California’s craft beer industry still has a way to go before it can hold a candle to its celebrated wine trade, but it’s certainly trending in the right direction.
In 2014, the market for craft beer in the state continued to flourish, contributing more than $6.5 billion to the economy, according to a newly released report from the California Craft Brewers Association (CCBA).
While the figure is representative of a “fairly conservative” uptick of 18 percent over the year prior, craft beer still boasted a higher economic impact in California than anywhere else in the nation, the CCBA said.
Tom McCormick, executive director of the CCBA, attributed the growth to a number of things, including lenient rules that govern both startup and established businesses.
“It’s a very, very vibrant state,” he told Brewbound. “For the most part, our regulatory structure here is very conducive both to startups and the growth of craft breweries, and I think that makes a big difference.”
All in, the state’s brewers – which include nationwide top 10 craft players Sierra Nevada, Stone, and Lagunitas – produced more than 3.4 million barrels of beer in 2014, while employing more than 48,000 people.
The industry’s growth, in part, was driven by the arrival of new players on the scene.
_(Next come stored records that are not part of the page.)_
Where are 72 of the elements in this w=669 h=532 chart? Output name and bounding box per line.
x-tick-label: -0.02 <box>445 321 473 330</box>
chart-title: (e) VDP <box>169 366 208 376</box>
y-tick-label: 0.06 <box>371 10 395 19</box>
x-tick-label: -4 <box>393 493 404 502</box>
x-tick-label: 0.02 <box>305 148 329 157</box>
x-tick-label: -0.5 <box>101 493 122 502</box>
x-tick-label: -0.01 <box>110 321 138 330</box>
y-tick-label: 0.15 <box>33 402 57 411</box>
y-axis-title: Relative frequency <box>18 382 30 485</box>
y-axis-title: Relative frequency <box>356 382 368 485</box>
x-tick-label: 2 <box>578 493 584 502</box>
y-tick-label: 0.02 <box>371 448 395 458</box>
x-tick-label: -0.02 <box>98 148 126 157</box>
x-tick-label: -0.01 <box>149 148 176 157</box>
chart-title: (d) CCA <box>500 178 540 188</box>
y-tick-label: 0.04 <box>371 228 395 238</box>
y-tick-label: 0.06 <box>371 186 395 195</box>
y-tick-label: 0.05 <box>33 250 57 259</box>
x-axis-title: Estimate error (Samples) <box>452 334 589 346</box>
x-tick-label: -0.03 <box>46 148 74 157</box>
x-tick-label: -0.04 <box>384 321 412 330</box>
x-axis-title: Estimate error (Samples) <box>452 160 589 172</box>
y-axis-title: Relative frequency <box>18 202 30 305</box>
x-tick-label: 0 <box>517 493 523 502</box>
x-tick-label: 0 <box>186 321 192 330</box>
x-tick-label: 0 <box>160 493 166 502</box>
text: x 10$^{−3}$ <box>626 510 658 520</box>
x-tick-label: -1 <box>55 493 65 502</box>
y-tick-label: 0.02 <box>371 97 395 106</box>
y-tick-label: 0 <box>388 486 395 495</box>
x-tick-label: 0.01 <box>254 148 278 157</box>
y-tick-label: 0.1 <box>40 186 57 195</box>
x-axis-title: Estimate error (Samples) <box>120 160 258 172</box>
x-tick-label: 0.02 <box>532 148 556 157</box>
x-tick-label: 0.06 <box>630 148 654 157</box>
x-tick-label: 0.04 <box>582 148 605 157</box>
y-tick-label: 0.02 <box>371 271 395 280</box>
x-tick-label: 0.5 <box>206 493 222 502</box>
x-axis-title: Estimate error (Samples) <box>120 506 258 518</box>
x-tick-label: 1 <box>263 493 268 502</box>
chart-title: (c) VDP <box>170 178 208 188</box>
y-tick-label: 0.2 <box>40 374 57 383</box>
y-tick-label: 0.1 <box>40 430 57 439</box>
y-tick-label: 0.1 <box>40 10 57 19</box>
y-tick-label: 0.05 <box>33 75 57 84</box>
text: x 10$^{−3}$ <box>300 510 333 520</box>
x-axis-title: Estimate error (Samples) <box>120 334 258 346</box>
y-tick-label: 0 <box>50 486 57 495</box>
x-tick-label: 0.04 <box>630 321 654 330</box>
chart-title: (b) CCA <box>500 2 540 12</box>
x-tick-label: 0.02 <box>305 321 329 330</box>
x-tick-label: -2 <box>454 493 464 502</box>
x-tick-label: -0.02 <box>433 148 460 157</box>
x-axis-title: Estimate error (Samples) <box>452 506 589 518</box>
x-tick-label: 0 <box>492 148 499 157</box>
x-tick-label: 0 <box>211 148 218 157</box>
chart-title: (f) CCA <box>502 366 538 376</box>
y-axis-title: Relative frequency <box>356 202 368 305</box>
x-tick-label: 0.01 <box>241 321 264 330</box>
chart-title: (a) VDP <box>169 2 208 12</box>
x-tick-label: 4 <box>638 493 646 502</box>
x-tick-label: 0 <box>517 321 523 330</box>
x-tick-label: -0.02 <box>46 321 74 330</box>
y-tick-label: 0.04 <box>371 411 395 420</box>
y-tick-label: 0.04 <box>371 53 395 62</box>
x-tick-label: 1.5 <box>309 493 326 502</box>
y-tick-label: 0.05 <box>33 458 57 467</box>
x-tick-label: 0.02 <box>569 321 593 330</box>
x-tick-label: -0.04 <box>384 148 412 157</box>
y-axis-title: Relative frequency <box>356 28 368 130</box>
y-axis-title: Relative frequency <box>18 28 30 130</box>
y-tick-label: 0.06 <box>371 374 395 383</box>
In 2014, there were 519 operating craft breweries in the state, up from 418 the year prior (though as of March, California has 554 operating breweries). In 2012, California played host to only 313.
McCormick said he was only aware of one or two brewery closings in the state in 2014, though, as the space continues to crowd, he expects to see “the dynamics of that change” sometime in the next few years.
Together, the report continues, California’s brewers paid more than $56 million in both state and federal excise taxes in 2014, and more than $1.3 billion in income and other federal, state and local taxes.
Looking ahead, McCormick concluded he still sees a lot of run room for craft to continue to nab market share of the overall beer market, which he pegged currently somewhere between 20 and 22 percent.
There is, of course, also a severe drought plaguing the state that has been a popular talking point as it relates to the craft beer industry — and its future growth.
“If we can get rain out here, I think we’ll be in great shape,” added McCormick.